Karel’s leadership role as a contract administrator in the Toronto Studio is driven by his relentless work ethic to see his clients’ visions realized as built environments. With a background as an architectural technologist and certified construction contract administrator, Karel has strong technical skills in construction detailing, preparation of construction documents, client & design team coordination, and contract administration. His significant experience across a broad range of project types has quickly made him the go-to person for resolving contract administration issues in the Toronto Studio. Karel seeks to contribute to the evolution of the construction industry, facilitating innovation as an effective communicator who manages the diverse talents, skill sets, and personalities on a given project. His ability to manage conflicting views highlights his skill in bringing large, diverse teams together for effective project delivery.
In addition to his broad range of experience, Karel thrives as a leader, driving organization, communication, and documentation. He is known for his mentorship of intern and junior architects in contract administration, providing them with the senior support necessary for them to grow and further both their careers and the practice. He currently teaches a materials and methods course that focuses on sustainability at Humber College and he is a guest lecturer at the University of Toronto on contract administration.
If you could work a ‘day-in-the-life’ of another discipline/department at DIALOG, whose would it be? Why?
Definitely our structural team. I have always loved structural engineering and design, especially when it can be the main architectural feature of a building instead of hidden or buried within walls as it often is. It’s what keeps our buildings from falling down and our infrastructure from crumbling beneath our feet.

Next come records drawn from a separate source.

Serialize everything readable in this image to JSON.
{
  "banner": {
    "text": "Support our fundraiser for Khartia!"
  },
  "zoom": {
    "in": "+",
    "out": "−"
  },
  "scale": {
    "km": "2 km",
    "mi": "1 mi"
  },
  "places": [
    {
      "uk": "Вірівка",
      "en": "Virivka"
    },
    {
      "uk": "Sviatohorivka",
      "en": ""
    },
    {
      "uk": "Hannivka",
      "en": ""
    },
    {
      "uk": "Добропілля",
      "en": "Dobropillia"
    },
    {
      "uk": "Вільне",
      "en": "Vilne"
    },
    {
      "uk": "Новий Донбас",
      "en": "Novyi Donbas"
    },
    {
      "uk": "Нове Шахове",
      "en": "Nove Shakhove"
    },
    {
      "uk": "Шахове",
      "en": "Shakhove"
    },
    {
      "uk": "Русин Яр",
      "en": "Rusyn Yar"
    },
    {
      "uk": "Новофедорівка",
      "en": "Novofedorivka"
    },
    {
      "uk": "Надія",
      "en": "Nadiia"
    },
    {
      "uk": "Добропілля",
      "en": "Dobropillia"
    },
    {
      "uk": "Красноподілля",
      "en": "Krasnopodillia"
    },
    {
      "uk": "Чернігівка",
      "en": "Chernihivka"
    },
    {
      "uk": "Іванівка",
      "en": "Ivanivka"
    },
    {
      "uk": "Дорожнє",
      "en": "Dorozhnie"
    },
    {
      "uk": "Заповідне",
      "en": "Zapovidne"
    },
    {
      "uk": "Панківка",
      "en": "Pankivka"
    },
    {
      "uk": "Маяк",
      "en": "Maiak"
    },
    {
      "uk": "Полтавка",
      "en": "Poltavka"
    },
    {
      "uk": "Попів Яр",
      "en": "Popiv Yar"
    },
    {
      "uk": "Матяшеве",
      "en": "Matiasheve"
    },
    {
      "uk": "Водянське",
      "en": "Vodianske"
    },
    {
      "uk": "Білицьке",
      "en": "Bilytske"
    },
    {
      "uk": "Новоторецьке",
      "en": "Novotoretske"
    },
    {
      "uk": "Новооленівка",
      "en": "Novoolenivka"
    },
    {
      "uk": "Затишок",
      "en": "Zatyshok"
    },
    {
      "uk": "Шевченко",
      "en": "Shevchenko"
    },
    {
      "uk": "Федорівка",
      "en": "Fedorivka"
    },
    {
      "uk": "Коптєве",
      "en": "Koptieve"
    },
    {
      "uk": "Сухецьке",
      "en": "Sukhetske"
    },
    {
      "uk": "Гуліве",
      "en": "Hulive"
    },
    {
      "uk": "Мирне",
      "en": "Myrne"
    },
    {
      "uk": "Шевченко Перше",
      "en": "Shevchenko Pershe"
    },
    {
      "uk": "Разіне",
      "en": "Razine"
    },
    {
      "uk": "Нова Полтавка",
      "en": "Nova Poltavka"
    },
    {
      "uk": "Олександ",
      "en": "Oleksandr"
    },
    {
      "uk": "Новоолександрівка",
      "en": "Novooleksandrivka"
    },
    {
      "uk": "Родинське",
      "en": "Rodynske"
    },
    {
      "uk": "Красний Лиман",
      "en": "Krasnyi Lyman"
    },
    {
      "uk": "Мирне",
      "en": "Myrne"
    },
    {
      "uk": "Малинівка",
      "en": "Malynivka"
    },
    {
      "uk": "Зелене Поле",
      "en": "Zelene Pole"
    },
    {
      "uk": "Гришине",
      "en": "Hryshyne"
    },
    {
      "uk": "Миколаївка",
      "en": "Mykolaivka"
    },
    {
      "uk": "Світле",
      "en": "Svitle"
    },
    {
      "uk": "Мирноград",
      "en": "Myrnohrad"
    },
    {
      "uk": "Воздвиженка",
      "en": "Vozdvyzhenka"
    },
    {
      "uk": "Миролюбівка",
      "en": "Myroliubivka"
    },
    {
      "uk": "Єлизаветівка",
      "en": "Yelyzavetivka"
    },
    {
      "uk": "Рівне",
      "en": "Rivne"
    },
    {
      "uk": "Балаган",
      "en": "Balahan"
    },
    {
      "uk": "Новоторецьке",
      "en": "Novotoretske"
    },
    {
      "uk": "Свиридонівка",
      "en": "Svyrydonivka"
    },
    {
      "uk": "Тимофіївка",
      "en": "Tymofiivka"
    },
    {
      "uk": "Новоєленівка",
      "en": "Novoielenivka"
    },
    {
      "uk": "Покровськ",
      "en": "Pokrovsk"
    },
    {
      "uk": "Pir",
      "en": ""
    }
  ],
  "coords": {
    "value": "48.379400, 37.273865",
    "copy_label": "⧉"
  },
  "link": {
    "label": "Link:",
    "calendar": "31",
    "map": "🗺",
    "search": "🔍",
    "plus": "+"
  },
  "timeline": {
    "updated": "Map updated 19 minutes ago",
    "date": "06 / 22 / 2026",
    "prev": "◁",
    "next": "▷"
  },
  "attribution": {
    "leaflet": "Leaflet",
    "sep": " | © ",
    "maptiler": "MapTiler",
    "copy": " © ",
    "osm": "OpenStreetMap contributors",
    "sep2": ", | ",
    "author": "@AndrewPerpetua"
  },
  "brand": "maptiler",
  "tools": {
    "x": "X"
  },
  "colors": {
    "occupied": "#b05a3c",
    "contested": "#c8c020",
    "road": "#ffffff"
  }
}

Where do you find inspiration?
My kids. A day does not go by that I do not think about what the world will be like when they are older. It’s pretty clear that my generation and those before us have impacted the global environment to such a degree that our children are forced to positively deal with our actions. The other day, our 9-year-old was asking about a huge advertising sign that is between the Distillery District and the Gardiner Expressway. He asked, why is it there? Why is it needed? And why is it using up such valuable resources? If these types of questions can come from a 9-year-old, why can’t these questions come from adults in older generations? When I hear such questions from a 9-year-old, it makes me want to do better in our industry and to continue to push the envelope on improved and sustainable construction. That’s what inspires me—the fact that our kids know how critical it is to act now. We have to. For them. For everyone.
How do you hope your work positively impacts our communities and environment?
What we do is pretty impactful. From where people learn, to where people do research for the better future, to where people get better. It all matters. It’s all a positive impact. Now if we can only convince our clients to make these facilities 100% sustainable, off the grid, and naturally regenerative, well then, that is the biggest impact we can make as professionals.